I hadn't paid close attention to the route to the cemetery- you don't when all you have to do is tag along after the car in front of you- and I took a few wrong turns on the way back, and a few more finding my way to the Hershey Bar. I parked and went in, expecting my sons would already be there, but the place was empty except for the bartender, a blue-jawed skinhead in a Metallica T-shirt, its sleeves rolled up to show health club muscles, and his sole customer, an old man in a cloth cap and a thrift-shop overcoat. The old fellow looked like he belonged on a bar stool at the Blarney Stone or the White Rose, but here he was at a college kids' bar in Syosset, drinking his beer out of a heavy glass mug.

There were college pennants on the rough wooden walls, and beer steins hanging from the exposed beams, and the bar and tabletops held bowls of miniature chocolate bars. Hershey bars, of course, in several varieties, along with foil-wrapped Hershey's Kisses. It was consistent with the name of the joint, to be sure, but why would anyone want to nibble chocolate as an accompaniment to beer? I could think of several bars that used to set out complimentary bowls of peanuts in the shell, and I remembered the chickpeas at Max'sKansas City, but who'd want to pair a Dos Equis or a St. Pauli Girl with a Hershey's Kiss?

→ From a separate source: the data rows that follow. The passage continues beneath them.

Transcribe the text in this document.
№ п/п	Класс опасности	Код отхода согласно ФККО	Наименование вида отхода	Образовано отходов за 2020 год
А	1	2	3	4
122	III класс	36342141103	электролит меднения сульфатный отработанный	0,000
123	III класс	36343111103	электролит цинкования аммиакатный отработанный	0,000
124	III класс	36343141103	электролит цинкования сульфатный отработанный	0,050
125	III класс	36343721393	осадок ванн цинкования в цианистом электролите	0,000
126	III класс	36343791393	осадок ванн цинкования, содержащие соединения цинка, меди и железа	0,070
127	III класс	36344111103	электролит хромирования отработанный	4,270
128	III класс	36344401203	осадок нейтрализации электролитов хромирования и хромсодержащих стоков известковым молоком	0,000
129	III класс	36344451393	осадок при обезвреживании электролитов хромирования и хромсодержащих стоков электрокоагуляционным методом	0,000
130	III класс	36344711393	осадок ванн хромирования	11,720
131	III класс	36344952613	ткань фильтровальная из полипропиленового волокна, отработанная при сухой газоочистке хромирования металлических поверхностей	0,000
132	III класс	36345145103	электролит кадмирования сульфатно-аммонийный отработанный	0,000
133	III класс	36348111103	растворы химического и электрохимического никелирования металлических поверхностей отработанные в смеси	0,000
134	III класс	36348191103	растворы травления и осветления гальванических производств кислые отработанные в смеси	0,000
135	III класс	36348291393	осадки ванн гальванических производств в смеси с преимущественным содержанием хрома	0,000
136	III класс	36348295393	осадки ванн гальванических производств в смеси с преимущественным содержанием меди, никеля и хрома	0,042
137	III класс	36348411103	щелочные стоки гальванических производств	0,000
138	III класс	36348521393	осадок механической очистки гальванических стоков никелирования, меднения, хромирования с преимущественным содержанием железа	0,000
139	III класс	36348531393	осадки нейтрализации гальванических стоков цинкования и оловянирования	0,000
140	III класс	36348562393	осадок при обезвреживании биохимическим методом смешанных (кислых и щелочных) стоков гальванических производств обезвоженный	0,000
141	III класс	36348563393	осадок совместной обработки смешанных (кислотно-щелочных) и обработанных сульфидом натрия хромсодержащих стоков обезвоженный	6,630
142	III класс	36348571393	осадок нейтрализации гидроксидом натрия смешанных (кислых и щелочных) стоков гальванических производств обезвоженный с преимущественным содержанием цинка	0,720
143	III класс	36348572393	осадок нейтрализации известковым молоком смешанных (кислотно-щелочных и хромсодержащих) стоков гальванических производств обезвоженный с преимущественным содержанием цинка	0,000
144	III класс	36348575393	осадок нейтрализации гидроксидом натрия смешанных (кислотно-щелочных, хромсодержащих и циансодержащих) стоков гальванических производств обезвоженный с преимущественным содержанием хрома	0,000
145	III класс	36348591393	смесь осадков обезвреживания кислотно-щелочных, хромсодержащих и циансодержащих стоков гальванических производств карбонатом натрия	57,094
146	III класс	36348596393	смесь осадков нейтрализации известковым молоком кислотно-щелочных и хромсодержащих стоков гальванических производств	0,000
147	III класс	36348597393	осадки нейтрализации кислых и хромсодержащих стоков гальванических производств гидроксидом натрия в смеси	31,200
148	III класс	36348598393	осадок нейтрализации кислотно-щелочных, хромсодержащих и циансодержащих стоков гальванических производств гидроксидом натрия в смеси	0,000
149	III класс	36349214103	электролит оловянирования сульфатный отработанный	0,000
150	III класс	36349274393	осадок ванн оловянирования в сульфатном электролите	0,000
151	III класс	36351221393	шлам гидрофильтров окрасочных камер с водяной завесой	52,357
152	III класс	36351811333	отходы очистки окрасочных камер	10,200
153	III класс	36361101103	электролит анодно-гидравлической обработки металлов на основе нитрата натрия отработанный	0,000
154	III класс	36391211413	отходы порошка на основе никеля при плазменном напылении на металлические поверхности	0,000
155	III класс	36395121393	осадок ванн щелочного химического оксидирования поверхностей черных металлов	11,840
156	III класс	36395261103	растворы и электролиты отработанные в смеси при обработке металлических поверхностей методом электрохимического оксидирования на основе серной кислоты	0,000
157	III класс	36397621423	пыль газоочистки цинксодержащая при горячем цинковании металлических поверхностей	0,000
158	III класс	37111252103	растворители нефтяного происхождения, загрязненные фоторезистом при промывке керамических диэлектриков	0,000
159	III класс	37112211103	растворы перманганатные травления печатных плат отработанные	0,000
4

The bartender was looking at me, eyebrows raised, and I didn't want a beer or a chocolate bar. I wanted bourbon, better make it a double, straight up, and leave the bottle.

I patted my pockets as if I'd lost something- my wallet, my car keys, my cigarettes. "Be right back," I said, and got out of there and sat in my car. I turned the key so I could play the radio, and I found a station that featured what they called Classic Country, which Elaine would call a contradiction in terms. But they played Hank Williams and Patsy Cline and Red Foley and Kitty Wells, and then Mike and Andy pulled in and got out of a gray Honda Accord. When they reached the entrance Mike said something, and Andy gave him a poke in the shoulder and held the door open, and the two of them disappeared inside.

I waited for the last notes of "It Wasn't God Who Made Honky Tonk Angels." Then I went in after them.